Hollywood is run by fear, and we try to approach things with love. You’re in love. You’re not alone. I’ve had doors shut on me for the last decade. What we’ve seen time and time again is the industry making choices based on fear and solely on whether or not there will be an immediate financial gain. But what nobody realizes is that by improving the lives of their audience through content, it will eventually create financial gain because there will be a brand recognition with that show or with that company which will cause repeat viewers.
Regarding your success with My Last Days, is it because we live in the digital era? Do you think that if you tried to do this twenty years ago it would have been much harder, you would’ve had to knock on those traditional doors of television and film in Hollywood?
Yes, of course. I actually think that twenty years ago it just would have been a little bit different. If you look at some of the shows that inspired me the most growing up were far more uplifting: look at “Highway to Heaven” and “Touched by an Angel.” Some of these were the #1 shows in the country at the time.
So Hollywood has changed and also has not changed so much. Today, there’s a superficial change in that everybody wants to say that they’ve changed. But we all really know that the core of our industry is like Instagram: you look around and you see everybody is trying to be authentic, which in turn means nobody is.
This is why at Wayfarer, we are trying to make sincere content. The business hasn’t changed. But the way people talk about the business and the way people want themselves to look in our business has changed. In an industry where people are more concerned with perception, we really are concerned with our actions and what we’re doing and our intention behind what we make. That’s why I was willing to risk my life savings and my entire salary on Jane the Virgin, on this crazy little company with a few of my friends.
Twenty years ago, we also didn’t have this bombardment of social media attacks on us. We didn’t have keyboard courage. You didn’t have the news buzzing on your phone in front of you telling you all the horrible things happening in the world, all at the same time. I don’t think as humans we are able to take on that onslaught. Now I believe we need balance: just as much hope and positive in our lives as the fear and anxiety on other platforms.

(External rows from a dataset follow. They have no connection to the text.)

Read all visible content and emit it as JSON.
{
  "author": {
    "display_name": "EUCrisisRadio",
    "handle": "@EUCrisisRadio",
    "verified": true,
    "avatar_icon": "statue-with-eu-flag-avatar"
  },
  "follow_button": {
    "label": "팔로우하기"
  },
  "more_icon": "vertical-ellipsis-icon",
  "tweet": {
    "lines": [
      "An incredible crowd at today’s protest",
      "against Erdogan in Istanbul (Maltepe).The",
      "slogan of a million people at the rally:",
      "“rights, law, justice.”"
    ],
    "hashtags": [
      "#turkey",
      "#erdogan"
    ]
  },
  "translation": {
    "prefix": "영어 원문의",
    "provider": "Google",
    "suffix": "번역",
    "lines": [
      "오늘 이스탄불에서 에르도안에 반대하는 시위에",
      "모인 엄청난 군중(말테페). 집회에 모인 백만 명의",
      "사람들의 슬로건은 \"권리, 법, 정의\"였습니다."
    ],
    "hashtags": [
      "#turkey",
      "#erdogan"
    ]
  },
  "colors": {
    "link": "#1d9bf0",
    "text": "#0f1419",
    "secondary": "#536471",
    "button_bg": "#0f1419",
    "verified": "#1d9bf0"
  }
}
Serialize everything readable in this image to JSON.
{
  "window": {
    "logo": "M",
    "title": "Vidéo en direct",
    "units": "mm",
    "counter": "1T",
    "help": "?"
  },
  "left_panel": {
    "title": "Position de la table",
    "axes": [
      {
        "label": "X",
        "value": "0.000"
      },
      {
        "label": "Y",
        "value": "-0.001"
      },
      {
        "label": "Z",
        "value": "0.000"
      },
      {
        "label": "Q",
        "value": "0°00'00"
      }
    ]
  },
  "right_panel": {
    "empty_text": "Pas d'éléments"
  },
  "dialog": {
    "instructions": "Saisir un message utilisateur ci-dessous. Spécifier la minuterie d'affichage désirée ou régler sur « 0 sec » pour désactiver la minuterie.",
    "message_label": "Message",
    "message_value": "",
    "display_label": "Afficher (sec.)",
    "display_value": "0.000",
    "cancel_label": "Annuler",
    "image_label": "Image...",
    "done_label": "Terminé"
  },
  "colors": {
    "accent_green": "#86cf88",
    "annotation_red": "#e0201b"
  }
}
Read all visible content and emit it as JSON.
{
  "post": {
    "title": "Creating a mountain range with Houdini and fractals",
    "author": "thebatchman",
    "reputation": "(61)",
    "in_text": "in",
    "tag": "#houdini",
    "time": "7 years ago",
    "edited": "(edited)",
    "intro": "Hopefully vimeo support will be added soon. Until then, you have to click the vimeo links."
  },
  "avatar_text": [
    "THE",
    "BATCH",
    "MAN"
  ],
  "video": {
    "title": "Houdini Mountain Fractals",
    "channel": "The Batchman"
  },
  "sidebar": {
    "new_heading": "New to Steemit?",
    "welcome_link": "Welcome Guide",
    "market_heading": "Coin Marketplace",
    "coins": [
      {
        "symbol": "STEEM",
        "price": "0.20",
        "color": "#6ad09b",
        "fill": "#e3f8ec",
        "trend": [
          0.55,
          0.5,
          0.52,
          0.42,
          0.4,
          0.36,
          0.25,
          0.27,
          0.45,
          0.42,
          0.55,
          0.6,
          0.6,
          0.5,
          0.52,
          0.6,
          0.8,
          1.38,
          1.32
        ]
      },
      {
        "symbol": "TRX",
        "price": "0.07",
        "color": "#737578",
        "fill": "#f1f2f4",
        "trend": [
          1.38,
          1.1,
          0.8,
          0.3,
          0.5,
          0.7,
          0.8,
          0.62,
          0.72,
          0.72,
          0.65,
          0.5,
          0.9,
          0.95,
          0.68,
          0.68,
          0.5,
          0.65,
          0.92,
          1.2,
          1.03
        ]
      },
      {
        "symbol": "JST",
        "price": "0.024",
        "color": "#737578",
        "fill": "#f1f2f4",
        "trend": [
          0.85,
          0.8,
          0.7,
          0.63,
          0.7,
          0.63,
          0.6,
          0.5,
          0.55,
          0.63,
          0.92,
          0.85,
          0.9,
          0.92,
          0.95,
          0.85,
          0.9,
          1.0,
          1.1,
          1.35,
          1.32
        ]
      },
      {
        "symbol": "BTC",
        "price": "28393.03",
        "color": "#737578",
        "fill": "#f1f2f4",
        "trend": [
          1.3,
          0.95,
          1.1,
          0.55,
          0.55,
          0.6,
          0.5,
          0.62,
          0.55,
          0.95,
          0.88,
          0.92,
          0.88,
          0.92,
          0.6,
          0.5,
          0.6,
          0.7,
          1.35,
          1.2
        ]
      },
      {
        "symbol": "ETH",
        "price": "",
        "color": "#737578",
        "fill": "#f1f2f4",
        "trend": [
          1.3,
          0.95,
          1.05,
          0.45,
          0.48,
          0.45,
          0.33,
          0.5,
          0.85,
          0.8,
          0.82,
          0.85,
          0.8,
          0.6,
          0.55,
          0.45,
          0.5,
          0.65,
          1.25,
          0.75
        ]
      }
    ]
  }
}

As someone who is challenging the norms, do you find yourself to be an anomaly of sorts in the industry? And from what you’ve described, it seems like it’s a long road ahead to change Hollywood, correct?
Basically, yes, I think it’s a long road ahead, and it’s going to be a bumpy one, that’s maybe a lonely one also, but an important road to go down. I don’t think I’m an anomaly, but yes people do question and judge because of the body that I’m in. Like, ‘How could somebody, maybe that looks the way that I do actually think and care about the things that I care about?’
That’s why I care about disrupting Hollywood in a positive way. For instance, I’m not doing deals like how other people do them, not trying to screw people over with my very first offer on something. We’re approaching all of our content, our partnerships in a very fair way because I’ve been screwed out of so many things. And now that I’m in the position of being able to grant creators opportunities, I never want to make somebody else feel the way that I was treated.
Unless somebody starts to change that behavior, it will never, ever change.But people are afraid because we live in a ministry, in a world that’s run by fear, from our political system to our entertainment system.
This latest investment though is a testament to change: that there are people who will invest in content that makes the world better and changes behavior because they want to know that their money at the end of their life has gone towards something positive.
If we at Wayfarer were not able to do it, then who was going to do it. Because at the end of the day, it’s not just about dollars and cents. Because we can’t take any of that stuff with us. I just want other content creators, actors, creatives to know that you don’t have to sell out. You don’t have to do things just because everybody else is. There is an alternative.